Nintendo wants to inspire kids across North America to discover their inner superheroes with some help from the iconic Kirby™ video game character. Starting today, kids who visit http://kirby.nintendo.com/superability will be invited to create drawings and descriptions of their dream Super Abilities, taking inspiration from Kirby’s Super Abilities in the new Kirby’s Return to Dream Land™ game for the Wii™ system. Their imaginative creations can be submitted to Nintendo and may be featured as part of a project to aid Starlight Children’s Foundation™.
Launching exclusively for the Wii console on Oct. 24, Kirby’s Return to Dream Land features five new Super Abilities that are activated when the heroic Kirby inhales special enemy characters. For example, the Flare Beam Super Ability allows Kirby to deploy a ball of energy that can wipe out an entire screen’s worth of foes. Visitors to the site at http://kirby.nintendo.com/superability can download a Kirby coloring sheet and come up with their own Super Ability that they would use to help others. For added inspiration, kids can visit The Stacks at http://scholastic.com/stacks and take a “What’s Your Super Ability?” quiz. Participants can answer questions to determine which of the Super Abilities featured in Kirby’s Return to Dream Land would suit them best.
Kids’ completed Super Ability coloring sheets can be submitted via mail, email or fax. Nintendo and Scholastic will post select submissions to a virtual gallery on the Nintendo site, and some submissions will be featured at a special Oct. 27 unveiling at Miller Children’s Hospital Long Beach in Long Beach, Calif., to celebrate Nintendo’s sponsorship of an interactive Starlight Fun Center™ mobile entertainment unit. Patients at the hospital will also be invited to use coloring sheets to create their own Super Abilities. Both Nintendo and Scholastic are dedicated to raising awareness about Starlight by encouraging children to help others.
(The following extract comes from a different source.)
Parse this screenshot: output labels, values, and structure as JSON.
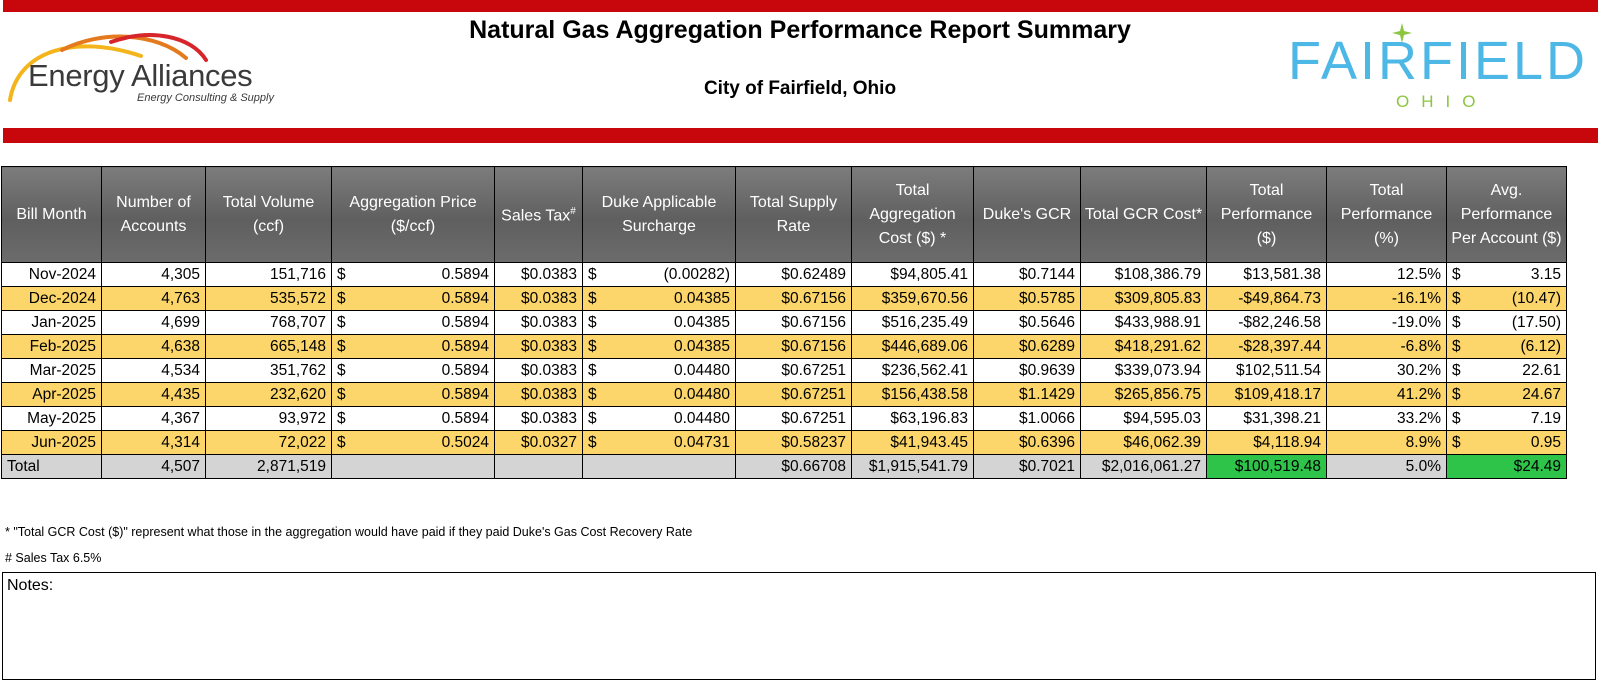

Since 1992, Nintendo and Starlight have placed more than 7,000 Fun Centers in hospitals across North America. The ease with which Fun Centers roll right up to the side of young patients’ beds or anywhere in a hospital setting makes them the perfect companion for children who are nervously awaiting surgery, sitting restlessly during a long treatment or feeling lonely in their hospital room. The entertainment units include a flat-screen TV, a DVD player, a Wii system and a selection of fun video games.